As generative artificial intelligence (AI) flooded into the public consciousness in late 2022, corporations wrestled with how best to utilise and control it at work. Initial hopes of productivity improvements were tempered by the realisation that the public chatbots like ChatGPT and Claude were executing prompts on their servers. This content, which at work could include contracts or product plans or other trade secrets, could potentially appear as training data used in a large language model (LLM). Samsung found this out the hard way in 2023, when some of its employees used ChatGPT to help with a new program. The notes and even the source code were entered by the employees, and so they leaked this sensitive information to the chatbot. Samsung subsequently banned the use of generative AI on company-owned devices. Other large companies followed suit, putting policies and restrictions in place to prevent trade secrets leaking from behind corporate firewalls into the wild. By the summer of 2023 a majority of UK companies had implemented such restrictions. In the USA, high-profile companies such as Apple, Amazon, Bank of America and many more followed the same path. Some companies have built enterprise-specific servers and secure cloud implementations in order to reduce the risk. A raft of policies and suggested security approaches have followed.

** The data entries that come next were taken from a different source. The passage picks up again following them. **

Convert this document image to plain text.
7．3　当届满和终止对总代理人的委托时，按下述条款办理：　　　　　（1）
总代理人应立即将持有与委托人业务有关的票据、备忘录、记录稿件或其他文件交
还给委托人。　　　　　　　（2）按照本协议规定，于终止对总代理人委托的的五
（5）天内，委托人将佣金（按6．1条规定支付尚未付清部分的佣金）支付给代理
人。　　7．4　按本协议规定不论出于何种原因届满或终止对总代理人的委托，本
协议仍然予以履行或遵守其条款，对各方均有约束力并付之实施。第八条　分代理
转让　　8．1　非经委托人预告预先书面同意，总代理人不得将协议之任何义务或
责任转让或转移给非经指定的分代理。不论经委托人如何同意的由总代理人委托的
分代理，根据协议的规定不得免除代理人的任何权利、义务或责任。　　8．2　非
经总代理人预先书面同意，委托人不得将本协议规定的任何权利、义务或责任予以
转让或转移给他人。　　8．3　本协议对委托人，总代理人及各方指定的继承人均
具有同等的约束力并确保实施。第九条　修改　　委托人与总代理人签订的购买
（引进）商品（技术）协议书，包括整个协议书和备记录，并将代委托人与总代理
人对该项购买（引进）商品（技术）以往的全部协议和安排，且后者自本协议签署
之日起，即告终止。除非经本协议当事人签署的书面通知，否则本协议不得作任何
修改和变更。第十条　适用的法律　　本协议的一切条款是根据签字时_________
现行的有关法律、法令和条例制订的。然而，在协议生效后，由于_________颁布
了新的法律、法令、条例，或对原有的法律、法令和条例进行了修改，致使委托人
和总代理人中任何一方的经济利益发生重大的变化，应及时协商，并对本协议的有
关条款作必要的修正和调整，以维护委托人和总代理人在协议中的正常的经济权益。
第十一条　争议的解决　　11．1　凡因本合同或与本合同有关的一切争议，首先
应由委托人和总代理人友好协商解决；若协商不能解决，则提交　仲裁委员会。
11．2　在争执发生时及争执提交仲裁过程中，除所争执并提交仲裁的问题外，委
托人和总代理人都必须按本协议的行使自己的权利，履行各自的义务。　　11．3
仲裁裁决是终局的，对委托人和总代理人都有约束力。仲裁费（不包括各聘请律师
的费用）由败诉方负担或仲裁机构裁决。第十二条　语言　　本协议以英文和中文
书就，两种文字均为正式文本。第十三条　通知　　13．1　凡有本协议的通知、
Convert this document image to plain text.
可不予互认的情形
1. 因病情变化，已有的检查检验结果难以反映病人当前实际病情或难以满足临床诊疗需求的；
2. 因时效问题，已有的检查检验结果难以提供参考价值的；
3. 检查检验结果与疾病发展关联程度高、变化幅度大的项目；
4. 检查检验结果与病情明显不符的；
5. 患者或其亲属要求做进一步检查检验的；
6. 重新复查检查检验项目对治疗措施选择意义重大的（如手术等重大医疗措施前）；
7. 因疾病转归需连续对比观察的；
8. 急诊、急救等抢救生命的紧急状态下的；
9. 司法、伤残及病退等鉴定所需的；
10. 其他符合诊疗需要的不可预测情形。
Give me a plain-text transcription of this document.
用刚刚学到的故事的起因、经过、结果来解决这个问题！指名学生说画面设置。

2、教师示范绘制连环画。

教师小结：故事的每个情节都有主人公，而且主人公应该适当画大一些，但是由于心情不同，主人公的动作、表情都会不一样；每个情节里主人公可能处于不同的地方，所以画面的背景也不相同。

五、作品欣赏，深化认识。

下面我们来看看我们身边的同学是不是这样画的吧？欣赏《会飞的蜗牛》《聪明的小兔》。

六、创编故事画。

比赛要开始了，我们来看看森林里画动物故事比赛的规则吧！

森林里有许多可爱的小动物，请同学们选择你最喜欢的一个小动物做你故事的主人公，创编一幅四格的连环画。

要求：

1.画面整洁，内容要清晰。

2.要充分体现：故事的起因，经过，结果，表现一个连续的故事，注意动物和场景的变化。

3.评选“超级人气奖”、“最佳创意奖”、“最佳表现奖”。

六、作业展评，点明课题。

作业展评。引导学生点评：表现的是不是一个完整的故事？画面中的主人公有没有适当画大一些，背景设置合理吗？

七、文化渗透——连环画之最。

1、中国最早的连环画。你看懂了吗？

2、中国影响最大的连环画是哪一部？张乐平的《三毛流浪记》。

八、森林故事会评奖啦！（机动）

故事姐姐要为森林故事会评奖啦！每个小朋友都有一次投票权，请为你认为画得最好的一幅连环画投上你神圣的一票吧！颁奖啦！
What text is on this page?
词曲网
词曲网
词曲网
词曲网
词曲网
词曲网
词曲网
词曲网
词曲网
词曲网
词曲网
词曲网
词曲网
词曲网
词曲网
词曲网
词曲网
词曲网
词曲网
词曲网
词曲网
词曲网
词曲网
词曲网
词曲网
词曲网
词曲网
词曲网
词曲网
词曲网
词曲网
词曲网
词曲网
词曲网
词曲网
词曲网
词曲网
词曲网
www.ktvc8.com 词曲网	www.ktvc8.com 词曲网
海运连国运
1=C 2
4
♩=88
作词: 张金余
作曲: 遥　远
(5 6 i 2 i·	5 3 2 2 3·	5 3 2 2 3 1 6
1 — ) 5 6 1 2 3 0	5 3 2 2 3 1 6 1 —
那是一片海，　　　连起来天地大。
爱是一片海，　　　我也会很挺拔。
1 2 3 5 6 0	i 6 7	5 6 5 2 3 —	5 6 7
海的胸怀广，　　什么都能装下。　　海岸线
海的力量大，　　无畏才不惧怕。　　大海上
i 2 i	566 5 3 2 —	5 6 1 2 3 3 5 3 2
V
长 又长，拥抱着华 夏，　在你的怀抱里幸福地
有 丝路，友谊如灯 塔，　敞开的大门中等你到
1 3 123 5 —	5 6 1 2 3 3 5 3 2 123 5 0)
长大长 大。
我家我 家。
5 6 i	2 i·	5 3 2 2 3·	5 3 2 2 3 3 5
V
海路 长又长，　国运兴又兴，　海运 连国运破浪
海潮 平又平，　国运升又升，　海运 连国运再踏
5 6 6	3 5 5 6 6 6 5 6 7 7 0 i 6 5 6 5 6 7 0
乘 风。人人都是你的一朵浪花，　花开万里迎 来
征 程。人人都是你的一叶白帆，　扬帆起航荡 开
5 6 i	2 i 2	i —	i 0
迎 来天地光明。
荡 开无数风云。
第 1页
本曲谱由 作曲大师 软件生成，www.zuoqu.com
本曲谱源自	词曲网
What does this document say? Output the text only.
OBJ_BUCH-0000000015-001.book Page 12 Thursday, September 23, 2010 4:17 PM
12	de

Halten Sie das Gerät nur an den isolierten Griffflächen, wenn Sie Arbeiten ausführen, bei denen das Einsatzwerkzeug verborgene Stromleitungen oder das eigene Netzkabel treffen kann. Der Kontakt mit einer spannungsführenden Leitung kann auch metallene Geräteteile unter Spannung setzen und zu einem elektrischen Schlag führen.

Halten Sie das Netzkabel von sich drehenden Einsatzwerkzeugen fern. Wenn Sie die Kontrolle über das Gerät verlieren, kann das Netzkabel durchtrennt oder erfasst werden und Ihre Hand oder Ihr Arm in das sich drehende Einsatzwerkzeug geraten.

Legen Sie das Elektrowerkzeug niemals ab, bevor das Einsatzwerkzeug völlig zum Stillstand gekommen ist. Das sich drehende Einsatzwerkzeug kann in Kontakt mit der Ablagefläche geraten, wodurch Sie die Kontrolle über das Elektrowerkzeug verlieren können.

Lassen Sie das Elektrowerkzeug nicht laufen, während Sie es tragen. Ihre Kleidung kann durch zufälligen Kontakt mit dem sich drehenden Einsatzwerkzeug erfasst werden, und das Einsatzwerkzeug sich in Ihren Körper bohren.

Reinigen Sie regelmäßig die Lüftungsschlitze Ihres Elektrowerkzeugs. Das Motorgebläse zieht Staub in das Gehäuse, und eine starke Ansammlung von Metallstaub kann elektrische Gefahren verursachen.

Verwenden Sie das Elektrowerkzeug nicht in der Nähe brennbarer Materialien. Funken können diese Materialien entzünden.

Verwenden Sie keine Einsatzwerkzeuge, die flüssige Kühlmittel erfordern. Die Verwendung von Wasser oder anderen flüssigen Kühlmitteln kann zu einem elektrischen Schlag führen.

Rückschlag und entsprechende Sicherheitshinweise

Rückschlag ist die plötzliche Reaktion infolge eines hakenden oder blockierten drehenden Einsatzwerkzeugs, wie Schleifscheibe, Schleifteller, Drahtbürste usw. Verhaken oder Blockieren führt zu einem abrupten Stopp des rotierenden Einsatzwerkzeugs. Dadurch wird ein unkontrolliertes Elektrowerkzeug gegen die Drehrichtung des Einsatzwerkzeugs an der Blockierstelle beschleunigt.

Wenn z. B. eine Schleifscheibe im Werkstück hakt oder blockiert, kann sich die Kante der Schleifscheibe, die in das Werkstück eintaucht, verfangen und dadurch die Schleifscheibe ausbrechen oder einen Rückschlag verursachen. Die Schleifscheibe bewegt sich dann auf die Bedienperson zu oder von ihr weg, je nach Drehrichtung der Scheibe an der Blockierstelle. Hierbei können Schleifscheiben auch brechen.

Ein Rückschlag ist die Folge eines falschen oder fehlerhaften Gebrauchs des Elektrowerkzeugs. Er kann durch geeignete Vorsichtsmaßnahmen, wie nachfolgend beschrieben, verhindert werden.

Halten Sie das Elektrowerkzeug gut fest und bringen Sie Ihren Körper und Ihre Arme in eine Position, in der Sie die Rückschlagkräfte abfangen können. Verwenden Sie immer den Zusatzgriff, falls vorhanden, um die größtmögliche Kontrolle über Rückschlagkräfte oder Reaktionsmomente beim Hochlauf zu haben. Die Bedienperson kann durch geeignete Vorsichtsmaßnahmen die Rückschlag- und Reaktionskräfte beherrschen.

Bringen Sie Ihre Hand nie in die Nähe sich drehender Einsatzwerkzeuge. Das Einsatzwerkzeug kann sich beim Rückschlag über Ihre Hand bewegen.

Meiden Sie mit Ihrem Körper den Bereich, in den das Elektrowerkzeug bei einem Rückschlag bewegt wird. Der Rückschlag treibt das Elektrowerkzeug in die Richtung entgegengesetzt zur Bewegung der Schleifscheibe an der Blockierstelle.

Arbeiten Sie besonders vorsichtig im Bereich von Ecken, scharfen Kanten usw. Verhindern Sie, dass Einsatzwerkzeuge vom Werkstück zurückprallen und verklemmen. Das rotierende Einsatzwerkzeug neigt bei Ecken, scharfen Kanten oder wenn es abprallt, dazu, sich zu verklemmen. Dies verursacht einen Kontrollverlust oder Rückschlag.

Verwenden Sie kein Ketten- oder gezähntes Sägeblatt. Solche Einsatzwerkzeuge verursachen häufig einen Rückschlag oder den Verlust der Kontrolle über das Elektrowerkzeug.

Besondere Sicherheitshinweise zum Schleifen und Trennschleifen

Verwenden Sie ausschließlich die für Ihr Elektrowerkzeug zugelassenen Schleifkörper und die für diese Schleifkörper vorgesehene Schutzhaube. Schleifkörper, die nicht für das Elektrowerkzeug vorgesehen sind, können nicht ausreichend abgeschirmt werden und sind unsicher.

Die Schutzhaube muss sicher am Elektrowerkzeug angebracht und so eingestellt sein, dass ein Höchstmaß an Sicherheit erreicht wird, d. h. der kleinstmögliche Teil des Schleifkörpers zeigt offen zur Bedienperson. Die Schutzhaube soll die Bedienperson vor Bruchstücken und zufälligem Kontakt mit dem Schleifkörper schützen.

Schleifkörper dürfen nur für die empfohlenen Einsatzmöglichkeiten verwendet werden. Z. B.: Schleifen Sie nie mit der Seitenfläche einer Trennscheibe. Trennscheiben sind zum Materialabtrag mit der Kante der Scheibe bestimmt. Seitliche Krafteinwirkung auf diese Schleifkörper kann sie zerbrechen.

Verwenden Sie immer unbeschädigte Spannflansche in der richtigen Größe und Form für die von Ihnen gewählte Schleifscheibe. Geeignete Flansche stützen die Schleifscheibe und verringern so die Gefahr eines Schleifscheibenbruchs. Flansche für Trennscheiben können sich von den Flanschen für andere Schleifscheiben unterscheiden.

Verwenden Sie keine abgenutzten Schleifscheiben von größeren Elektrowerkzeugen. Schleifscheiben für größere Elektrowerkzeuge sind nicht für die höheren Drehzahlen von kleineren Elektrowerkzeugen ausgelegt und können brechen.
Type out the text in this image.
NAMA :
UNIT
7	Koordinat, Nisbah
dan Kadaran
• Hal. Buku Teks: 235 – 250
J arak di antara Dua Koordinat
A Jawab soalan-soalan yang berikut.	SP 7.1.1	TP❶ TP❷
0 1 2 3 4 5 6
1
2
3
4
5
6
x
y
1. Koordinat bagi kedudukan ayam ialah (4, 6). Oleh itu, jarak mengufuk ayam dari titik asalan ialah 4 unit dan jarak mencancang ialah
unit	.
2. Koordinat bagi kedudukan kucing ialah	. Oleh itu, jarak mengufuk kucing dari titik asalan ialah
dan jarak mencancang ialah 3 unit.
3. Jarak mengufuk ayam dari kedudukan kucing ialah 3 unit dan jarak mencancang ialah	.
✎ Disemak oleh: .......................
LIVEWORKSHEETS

So – problem solved? Hardly. A survey by WalkMe in summer 2025 found that 78% of the thousand US staff surveyed were actually using unauthorised AI tools at work; just 8% of them had received any AI training. A different 2025 survey showed that 13% of companies that responded admitted that they had suffered financial losses, reputational damage or customer fallout as a result of AI. Yet another survey found that 70% of the staff in North America who were surveyed admitted to unauthorised use of AI tools at work. This ranged from brainstorming content to analysing data to drafting emails or documents and more, including writing code and generating customer-facing content. Quite apart from the confidentiality issues of using such tools and leaking trade secrets, the use of public chatbots in heavily regulated industries like finance could cause legal exposure for the companies involved. This suggests a lack of effective governance on the part of many companies, and also an unmet need from staff who want to be able to use productivity tools that are not being provided to them.
One interesting aspect of the use of AI, shadow or otherwise, is that the people who are least knowledgeable about AI are the ones who are most likely to be receptive to AI and use it. A 2025 study into this confirmed the results of another 2025 study into the same area, showing the tendency of those who understand AI least being the ones most likely to be impressed with it. This was also seen in a major study of IT professionals, who found that executives were likely to have much higher levels of trust in AI than those developers who were actually using it day to day. For example, even today not everyone is aware that LLMs “hallucinate” i.e. produce fabricated or nonsensical answers, and that they do so regularly, especially in areas outside of their original training data. At least 15% of AI answers contain hallucinations, and this rate is actually worse with more recent AI models. Another major concern about LLMs is their security vulnerability. It is notoriously easy for bad actors to manipulate chatbots into actions that are not intended. Some of the techniques do not involve elaborate or sophisticated hacking, but merely sending prompts that get LLMs to disregard their guardrails. There are some more elaborate techniques that can be used by hackers, such as steganography, but LLMs have been shown to be easily manipulated by much simpler methods. In one set of tests, a 65% success rate was achieved in getting LLMs to override their safety guardrails, merely by disguising the request amidst benign content.
What should companies do? To begin with, it would seem prudent to embark on comprehensive training of their staff about the risks of using LLMs as well as the opportunities. Many staff simply don’t realise the risks that they are taking. As noted, the more that people work with AI, the more they are likely to understand the issues and to be less trusting. In one survey, 93% of software engineers encounter problems with their models on a daily or weekly basis. A broad assessment of security risks would also seem in order, since LLMs clearly have substantial security weaknesses at present, but there are steps that can be taken to introduce better governance and to improve the security associated with AI. One Microsoft report found that 87% of UK businesses are vulnerable to AI-related cyberattacks. Another survey found that 74% of companies perceive AI threats as a major challenge for their organisations. This is not a rare, “black swan” style risk: over a quarter of all UK companies admitted to being victims of a cyber-attack in the last year, in one huge survey of over 8,000 businesses.
As with any new or ground-breaking technology, it will take time for companies to get to grips with how to implement AI effectively. However, it is important that corporate executives get a handle on these issues and do so quickly. The widespread rise in shadow AI has shown that the current approaches are not succeeding for most companies. Hackers are agile and adaptable, and time is not on the side of the angels here. Companies need to understand the risks that are lurking in the shadows.